ATDC - Abbreviation - See AFTER TOP DEAD CENTER
ATTITUDE - This refers to the angle of an off road model while in the air during a jump. There are 4 basic attitudes: nose up, level, nose down, and FUBAR. Level is best. If you're nose up, tap the brakes to level out. If you're nose down, get on the throttle to level out. If you're FUBAR, things are going to get ugly.
ATV - Abbreviation for ADJUSTABLE TRAVEL VOLUME - See END POINT ADJUSTMENT
AUTO CYCLE - An option available on some chargers that cycles (discharges, charges, discharges, charges, ect.) the cell or pack a preset or user defined number of times.
AV/V - AVERAGE VOLTAGE (BATTERY LABEL) - An average of the cell's voltage from the beginning of a discharge cycle to the cut off (the cut off is usually 0.90v). The AV/V rating is handy for estimating how the cell or pack will perform throughout it's entire use cycle (A.K.A a race). A higher average voltage is best. Note that a higher cutoff voltage raises the AV/V rating, while a higher discharge rate lowers it.
AWG (AMERICAN WIRING GAUGE) - See GAUGE
AXLE - Refers to the shaft that transfers power from the diff to the tires, or to the shaft that the tires rotate on (such as a stub axle). A driveshaft (which transfers power from the tranny to the diff) is also commonly referred to as an axle. In many cases, the axle may only refer to the portion of a universal or CV shaft that is supported by the hub (the end that the rim bolts to). The term "drive axle" is used to denote an axle that actually transfers power to the tires - such as the rear axle on a pan car. Solid axle models (such as rock crawlers) use an integrated axle and diff housing.
AXLE CARRIER - See HUB
AXLE PIN - DRIVE PIN - HEX PIN - A small metal pin that is inserted into a hole in a drive axle just outside of the hub carrier. This holds the axle in the hub and provides a mounting key for the rims. Depending on the model, the rim may be keyed directly to the axle pin, or a wheel hex may be keyed to the pin with the rim keyed to the hex. Either way, the pin allows the rim to be secured to the axle and rotate with it. Keep an eye on your axle pins, they tend to wander off once your rims are removed.

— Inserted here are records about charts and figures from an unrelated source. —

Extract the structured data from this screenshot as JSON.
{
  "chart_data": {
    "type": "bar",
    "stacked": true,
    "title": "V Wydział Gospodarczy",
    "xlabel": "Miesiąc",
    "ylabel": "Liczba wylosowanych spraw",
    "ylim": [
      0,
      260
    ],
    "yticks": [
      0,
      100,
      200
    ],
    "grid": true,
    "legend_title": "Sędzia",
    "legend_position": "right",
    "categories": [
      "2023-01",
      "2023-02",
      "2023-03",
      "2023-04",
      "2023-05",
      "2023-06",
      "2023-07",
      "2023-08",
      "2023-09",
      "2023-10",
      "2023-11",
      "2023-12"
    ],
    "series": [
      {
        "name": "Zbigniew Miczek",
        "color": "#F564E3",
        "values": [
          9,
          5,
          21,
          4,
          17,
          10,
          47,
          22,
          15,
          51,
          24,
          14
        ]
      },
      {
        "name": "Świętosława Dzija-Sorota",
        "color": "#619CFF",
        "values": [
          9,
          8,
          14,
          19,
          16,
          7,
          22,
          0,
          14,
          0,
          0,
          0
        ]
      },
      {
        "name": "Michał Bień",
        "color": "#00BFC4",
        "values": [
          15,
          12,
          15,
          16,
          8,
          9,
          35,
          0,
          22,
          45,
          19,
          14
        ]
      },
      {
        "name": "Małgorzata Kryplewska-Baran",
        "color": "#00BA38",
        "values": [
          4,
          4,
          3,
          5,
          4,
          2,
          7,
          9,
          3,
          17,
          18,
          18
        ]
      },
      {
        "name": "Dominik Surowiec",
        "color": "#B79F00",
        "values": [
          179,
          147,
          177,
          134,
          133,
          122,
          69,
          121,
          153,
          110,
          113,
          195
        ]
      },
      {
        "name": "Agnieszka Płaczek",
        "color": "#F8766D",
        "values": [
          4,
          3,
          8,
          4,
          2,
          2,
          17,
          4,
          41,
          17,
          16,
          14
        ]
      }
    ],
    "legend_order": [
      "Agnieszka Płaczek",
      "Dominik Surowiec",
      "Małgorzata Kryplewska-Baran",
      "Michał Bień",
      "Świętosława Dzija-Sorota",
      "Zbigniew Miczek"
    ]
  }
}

AXLE STALL - This is a concern for electric, dual motor rock crawlers. Axle stall occurs when the model is attempting a steep climb and the weight of the model exceeds the power of the motor on an axle - causing the motor on that axle to 'stall'. Increasing battery voltage or wiring the motors in a series can help eliminate axle stall, as well as installing a smaller pinion or larger spur gear (gearing down). Axle stall is not always a bad thing - it can actually be helpful for the rear axle to stall during a near vertical climbs, this helps prevent the rear wheels from pushing the rig over backwards.
AXLE WOBBLE - Refers to a wobble or shaking of a solid axle (such as those on pan cars). This may be caused by an axle that is mounted at an angle or has worn bushings, bearings, or cam style inserts. However, the most common cause is a bent axle or axles that aren't ground true (such as graphite or carbon fiber axles).